MI5 to release files on Hess and Mata Hari

by Michael Smith
The Daily Telegraph, Saturday 23 January 1999

M15 will open the contents of its registry of personal files to the public for the first time next week with the release of all the material it holds on Mata Hari, Rudolf Hess and Roger Casement. The move follows the service's decision that it should not hold back personal files that would otherwise be released unless they would cause "substantive distress" to those involved or to their relatives.

MI5 released its First World War files in 1997, but it was forced to keep back the files on Mata Hari, who was executed by the French as a spy, and Casement, hanged by the British for seeking German support for Irish independence. The endorsement of M15's new policy means they can be added to next week's release, the first of two covering the Second World War. It also contains the personal files of the 13 German spies executed in the last war.

In addition, M15 will release a history of its operations from 1908 to 1945 which covers the first Cold War against the Bolsheviks and the rise of Fascism. When it was first written, the history was to be seen by only five people and remained locked in the director general's safe throughout the Fifties and Sixties. It not only covers MI5's battles with the Soviet, German, Italian and Japanese secret services, but also its turf wars with the British secret service M16. Nevertheless, it will be the files on Hess and Mata Hari that are likely to excite the most interest.

Hess, Hitler's deputy, flew to Britain on a bizarre peace mission in May 1941. He was "debriefed" for more than a year by M16 before finally being taken to a hospital for psychiatric treatment. There has been continued speculation that he was lured to Britain by elements within British intelligence which, despite the release of large numbers of Foreign Office files on Hess, has refused to go away.

Although historians will see the new release as an opportunity finally to dispel the conspiracy theories attached to Hess, the public's interest is more likely to focus on the First World War spy Mata Hari. Margarete MacLeod was the former wife of a Dutch army colonel who fell on hard times and, while performing as an exotic dancer in Berlin under the stage name Mata Hari, was recruited to work for German intelligence. Despite her age - she was 40 when she was recruited - Mata Hari attracted a large number of admirers to her dance show during which she slowly stripped completely naked.
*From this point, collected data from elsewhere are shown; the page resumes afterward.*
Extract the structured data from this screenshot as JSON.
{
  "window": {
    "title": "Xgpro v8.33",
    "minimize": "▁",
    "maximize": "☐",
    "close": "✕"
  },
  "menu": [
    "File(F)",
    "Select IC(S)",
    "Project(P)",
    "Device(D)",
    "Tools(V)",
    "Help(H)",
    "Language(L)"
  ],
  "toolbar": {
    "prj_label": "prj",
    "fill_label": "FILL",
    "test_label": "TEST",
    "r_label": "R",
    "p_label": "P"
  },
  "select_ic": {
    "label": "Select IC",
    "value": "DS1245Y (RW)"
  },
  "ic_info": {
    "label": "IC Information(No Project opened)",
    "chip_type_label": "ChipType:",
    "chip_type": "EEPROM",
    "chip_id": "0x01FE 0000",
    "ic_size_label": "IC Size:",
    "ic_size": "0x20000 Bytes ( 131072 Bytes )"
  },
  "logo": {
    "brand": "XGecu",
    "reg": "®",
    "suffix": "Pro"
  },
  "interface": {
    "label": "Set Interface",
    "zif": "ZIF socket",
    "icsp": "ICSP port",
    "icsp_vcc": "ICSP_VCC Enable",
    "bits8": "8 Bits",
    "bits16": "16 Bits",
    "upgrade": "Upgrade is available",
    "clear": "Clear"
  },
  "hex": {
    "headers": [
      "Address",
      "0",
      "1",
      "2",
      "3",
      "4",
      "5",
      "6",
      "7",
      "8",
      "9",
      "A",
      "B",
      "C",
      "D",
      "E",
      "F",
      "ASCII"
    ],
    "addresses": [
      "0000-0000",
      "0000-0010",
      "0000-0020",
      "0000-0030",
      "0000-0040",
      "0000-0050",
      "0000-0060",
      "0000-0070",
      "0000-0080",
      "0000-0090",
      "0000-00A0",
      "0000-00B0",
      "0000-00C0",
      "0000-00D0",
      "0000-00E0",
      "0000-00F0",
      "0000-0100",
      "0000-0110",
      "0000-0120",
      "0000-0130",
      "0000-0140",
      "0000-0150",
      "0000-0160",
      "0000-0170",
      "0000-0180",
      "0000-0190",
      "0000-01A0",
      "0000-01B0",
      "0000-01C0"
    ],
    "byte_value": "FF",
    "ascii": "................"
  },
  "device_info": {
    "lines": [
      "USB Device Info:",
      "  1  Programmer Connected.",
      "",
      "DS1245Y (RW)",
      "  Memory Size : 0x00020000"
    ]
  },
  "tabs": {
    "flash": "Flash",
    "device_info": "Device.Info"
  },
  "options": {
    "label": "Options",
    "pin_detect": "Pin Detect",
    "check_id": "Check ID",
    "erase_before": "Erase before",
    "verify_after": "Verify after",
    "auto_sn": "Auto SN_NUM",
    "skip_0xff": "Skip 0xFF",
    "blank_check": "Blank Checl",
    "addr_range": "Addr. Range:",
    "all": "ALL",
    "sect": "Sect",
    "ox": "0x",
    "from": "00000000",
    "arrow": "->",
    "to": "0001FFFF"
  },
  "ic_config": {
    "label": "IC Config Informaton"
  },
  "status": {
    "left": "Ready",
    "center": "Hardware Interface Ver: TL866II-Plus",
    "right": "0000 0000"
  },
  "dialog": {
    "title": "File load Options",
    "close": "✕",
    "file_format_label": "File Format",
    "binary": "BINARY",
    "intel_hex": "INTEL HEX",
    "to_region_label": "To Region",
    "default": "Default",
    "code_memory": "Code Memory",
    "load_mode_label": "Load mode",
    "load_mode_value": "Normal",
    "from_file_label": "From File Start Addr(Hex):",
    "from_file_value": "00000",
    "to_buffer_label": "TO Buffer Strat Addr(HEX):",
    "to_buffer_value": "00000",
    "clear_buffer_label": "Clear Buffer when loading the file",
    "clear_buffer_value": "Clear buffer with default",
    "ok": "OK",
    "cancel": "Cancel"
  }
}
After being trained in the use of invisible ink, she was dispatched as a spy but was so ineffective in garnering any useful pillow talk that the Germans wrote her off as "a dud shell". Mata Hari was arrested in London in 1916 and interrogated by MI5, but released. She was arrested again a year later by the French and shot as a spy.

The new guidelines on what personal files should be released state that in no circumstances can references to someone being a prostitute be made public. But other forms of immoral activityare clearly not covered by this directive. The material in Mata Hari's file is believed to include a list of some 20 German officers with whom she admitted having been "on intimate terms".